“I knew my conduct was illegal,” Tara Lenich said Monday in Brooklyn federal court.
(PHOTO: JESSE WARD/FOR NEW YORK DAILY NEWS)
An ex-Brooklyn prosecutor in an ill-fated love triangle broke down as she admitted Monday to snooping on another prosecutor and a married detective with bogus wiretap orders.
“I knew my conduct was illegal,” Tara Lenich said Monday in Brooklyn federal court, her voice going shaky while she fessed up to the forged judicial documents. “I’d just like to apologize and say I’m so sorry for my actions and for everyone that they affected.”
That’s when Lenich, 41, began to cry.
She needed a moment before she could continue with her guilty plea to the charges that derailed her high-flying position as deputy chief of the Brooklyn District Attorney’s Violent Criminal Enterprises Bureau.
The case was done even before it started.
Just last Monday, Brooklyn federal prosecutors charged Lenich with two counts of illegal interception of communications.
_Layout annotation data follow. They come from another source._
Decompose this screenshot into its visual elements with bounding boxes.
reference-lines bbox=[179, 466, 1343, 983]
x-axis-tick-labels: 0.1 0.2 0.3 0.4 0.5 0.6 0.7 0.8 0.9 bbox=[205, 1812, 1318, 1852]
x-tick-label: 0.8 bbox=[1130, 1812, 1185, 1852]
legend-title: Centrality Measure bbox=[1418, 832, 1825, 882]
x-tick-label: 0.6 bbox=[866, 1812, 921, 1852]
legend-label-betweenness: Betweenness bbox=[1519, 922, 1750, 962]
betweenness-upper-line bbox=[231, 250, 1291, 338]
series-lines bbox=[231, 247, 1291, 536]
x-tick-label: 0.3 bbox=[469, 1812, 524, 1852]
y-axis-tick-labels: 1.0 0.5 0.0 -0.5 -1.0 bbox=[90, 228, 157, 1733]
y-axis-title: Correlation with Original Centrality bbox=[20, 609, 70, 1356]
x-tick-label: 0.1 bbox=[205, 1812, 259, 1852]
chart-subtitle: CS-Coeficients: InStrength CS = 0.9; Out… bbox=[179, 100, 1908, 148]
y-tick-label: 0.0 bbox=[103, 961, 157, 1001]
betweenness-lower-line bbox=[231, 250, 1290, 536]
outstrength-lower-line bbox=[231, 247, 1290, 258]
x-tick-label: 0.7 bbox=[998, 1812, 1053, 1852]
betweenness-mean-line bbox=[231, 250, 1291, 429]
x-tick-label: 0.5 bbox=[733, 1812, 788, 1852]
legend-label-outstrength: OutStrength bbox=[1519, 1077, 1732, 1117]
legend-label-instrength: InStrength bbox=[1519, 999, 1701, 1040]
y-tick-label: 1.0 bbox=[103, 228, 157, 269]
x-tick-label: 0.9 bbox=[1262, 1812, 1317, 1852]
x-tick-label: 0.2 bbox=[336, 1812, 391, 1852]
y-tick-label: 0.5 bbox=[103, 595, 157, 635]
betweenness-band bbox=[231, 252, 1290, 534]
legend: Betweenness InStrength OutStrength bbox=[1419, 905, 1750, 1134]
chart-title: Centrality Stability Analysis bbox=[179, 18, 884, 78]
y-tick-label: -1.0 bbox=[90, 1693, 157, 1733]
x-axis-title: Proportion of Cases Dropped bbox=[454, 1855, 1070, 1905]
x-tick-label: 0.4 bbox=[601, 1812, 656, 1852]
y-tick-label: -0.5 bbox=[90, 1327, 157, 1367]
Those were the same charges she copped to a week later.
Lenich turned the clout and reach of her office and the state court system into her gossipy go-between — allegedly to keep up on what was up with Detective Jarrett Lemieux and Brooklyn Assistant District Attorney Stephanie Rosenfeld.
She was arrested in her office and fired the same day in November 2016.
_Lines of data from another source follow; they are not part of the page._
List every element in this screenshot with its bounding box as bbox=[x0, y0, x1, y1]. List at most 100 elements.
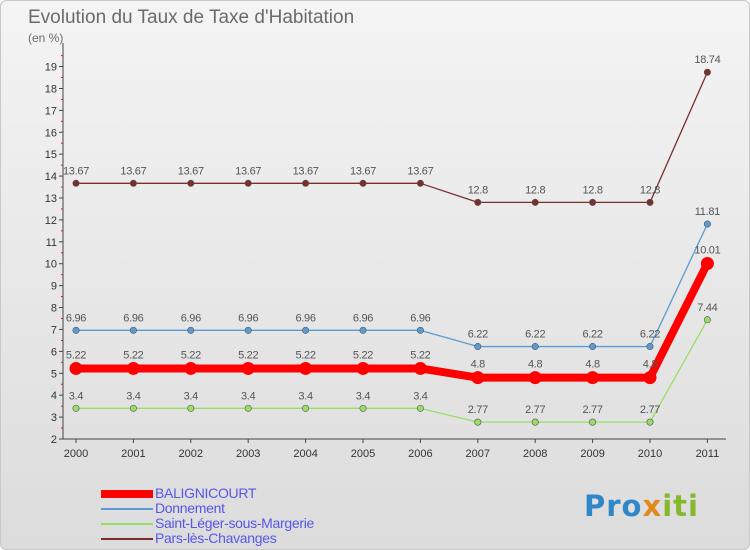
data-point bbox=[241, 361, 255, 375]
data-point bbox=[302, 404, 310, 412]
data-point bbox=[356, 361, 370, 375]
data-label: 6.96 bbox=[353, 312, 373, 324]
data-label: 6.22 bbox=[468, 329, 488, 341]
x-tick-label: 2008 bbox=[523, 448, 547, 460]
data-label: 3.4 bbox=[356, 390, 371, 402]
data-point bbox=[474, 418, 482, 426]
y-tick-label: 15 bbox=[45, 149, 57, 161]
data-label: 4.8 bbox=[585, 359, 600, 371]
data-point bbox=[129, 179, 137, 187]
data-point bbox=[646, 343, 654, 351]
series-line-2 bbox=[75, 319, 709, 423]
data-point bbox=[416, 404, 424, 412]
data-label: 5.22 bbox=[238, 349, 258, 361]
data-label: 2.77 bbox=[640, 404, 660, 416]
data-label: 5.22 bbox=[295, 349, 315, 361]
series-line-3 bbox=[75, 71, 709, 204]
data-label: 11.81 bbox=[695, 206, 720, 218]
data-label: 6.22 bbox=[582, 329, 602, 341]
y-tick-label: 13 bbox=[45, 193, 57, 205]
y-tick-label: 16 bbox=[45, 127, 57, 139]
data-label: 4.8 bbox=[471, 359, 486, 371]
y-tick-label: 17 bbox=[45, 105, 57, 117]
data-label: 13.67 bbox=[63, 165, 89, 177]
data-point bbox=[413, 361, 427, 375]
x-tick-label: 2010 bbox=[638, 448, 662, 460]
data-label: 5.22 bbox=[181, 349, 201, 361]
y-tick-label: 4 bbox=[51, 390, 57, 402]
data-label: 3.4 bbox=[298, 390, 313, 402]
data-point bbox=[589, 343, 597, 351]
x-tick-label: 2003 bbox=[236, 448, 260, 460]
data-label: 5.22 bbox=[410, 349, 430, 361]
data-point bbox=[302, 179, 310, 187]
data-point bbox=[474, 343, 482, 351]
y-tick-label: 14 bbox=[45, 171, 57, 183]
x-tick-label: 2011 bbox=[696, 448, 720, 460]
data-label: 6.96 bbox=[123, 312, 143, 324]
data-point bbox=[646, 198, 654, 206]
data-label: 12.8 bbox=[582, 184, 602, 196]
data-point bbox=[703, 316, 711, 324]
data-point bbox=[589, 198, 597, 206]
data-point bbox=[416, 326, 424, 334]
data-label: 5.22 bbox=[353, 349, 373, 361]
chart-title: Evolution du Taux de Taxe d'Habitation bbox=[28, 7, 355, 28]
data-label: 6.96 bbox=[66, 312, 86, 324]
data-point bbox=[126, 361, 140, 375]
x-tick-label: 2006 bbox=[408, 448, 432, 460]
proxiti-logo: Proxiti bbox=[584, 489, 699, 523]
y-tick-label: 11 bbox=[46, 237, 57, 249]
data-label: 4.8 bbox=[528, 359, 543, 371]
data-label: 12.8 bbox=[640, 184, 660, 196]
data-point bbox=[643, 371, 657, 385]
data-label: 3.4 bbox=[126, 390, 141, 402]
data-label: 5.22 bbox=[123, 349, 143, 361]
data-point bbox=[471, 371, 485, 385]
data-point bbox=[359, 404, 367, 412]
data-label: 2.77 bbox=[468, 404, 488, 416]
data-label: 13.67 bbox=[293, 165, 319, 177]
x-tick-label: 2000 bbox=[64, 448, 88, 460]
data-label: 13.67 bbox=[350, 165, 376, 177]
data-point bbox=[244, 326, 252, 334]
legend-label: Donnement bbox=[155, 500, 225, 516]
data-point bbox=[187, 179, 195, 187]
data-point bbox=[474, 198, 482, 206]
data-label: 6.22 bbox=[640, 329, 660, 341]
data-point bbox=[187, 326, 195, 334]
data-point bbox=[129, 326, 137, 334]
data-label: 6.96 bbox=[410, 312, 430, 324]
data-point bbox=[72, 326, 80, 334]
data-point bbox=[586, 371, 600, 385]
y-tick-label: 2 bbox=[51, 434, 57, 446]
data-point bbox=[187, 404, 195, 412]
data-label: 13.67 bbox=[235, 165, 261, 177]
data-label: 18.74 bbox=[694, 54, 720, 66]
data-point bbox=[72, 404, 80, 412]
data-point bbox=[184, 361, 198, 375]
data-label: 6.96 bbox=[238, 312, 258, 324]
legend-label: Pars-lès-Chavanges bbox=[155, 530, 277, 546]
data-label: 6.96 bbox=[295, 312, 315, 324]
data-point bbox=[703, 220, 711, 228]
y-tick-label: 7 bbox=[51, 324, 57, 336]
data-label: 7.44 bbox=[697, 302, 717, 314]
y-tick-label: 5 bbox=[51, 368, 57, 380]
data-point bbox=[72, 179, 80, 187]
data-point bbox=[244, 404, 252, 412]
x-tick-label: 2001 bbox=[121, 448, 145, 460]
y-tick-label: 6 bbox=[51, 346, 57, 358]
legend-label: Saint-Léger-sous-Margerie bbox=[155, 515, 315, 531]
y-tick-label: 9 bbox=[51, 281, 57, 293]
data-label: 13.67 bbox=[407, 165, 433, 177]
data-label: 10.01 bbox=[694, 245, 720, 257]
data-label: 3.4 bbox=[69, 390, 84, 402]
series-line-0 bbox=[72, 259, 712, 382]
x-tick-label: 2004 bbox=[293, 448, 317, 460]
data-point bbox=[299, 361, 313, 375]
data-point bbox=[69, 361, 83, 375]
data-point bbox=[359, 179, 367, 187]
x-tick-label: 2007 bbox=[466, 448, 490, 460]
When the scandal broke, the Brooklyn District Attorney’s office charged Lenich with offenses including criminal possession of a forged instrument. The state case was dismissed Friday.
“From the beginning, Ms. Lenich wanted to fully accept responsibility for her actions in this case,” Moe Fodeman, one of Lenich’s lawyers, said Monday.
On the books, Lenich is looking at up to five years on each count.
But during the plea proceedings before Judge William Kuntz, Fodeman pointed out that under the case’s circumstances, estimated guidelines could put any sentence between eight and 14 months. That time could be served under house arrest or at a halfway house, according to Fodeman.
“We take comfort in knowing Judge Kuntz will consider Ms. Lenich’s otherwise exemplary professional and personal life when she’s sentenced,” Fodeman said.
No sentencing date has been set for Lenich, whose law license looks to be on life support.
The Daily News first reported Lenich’s plan to give up the federal case last week.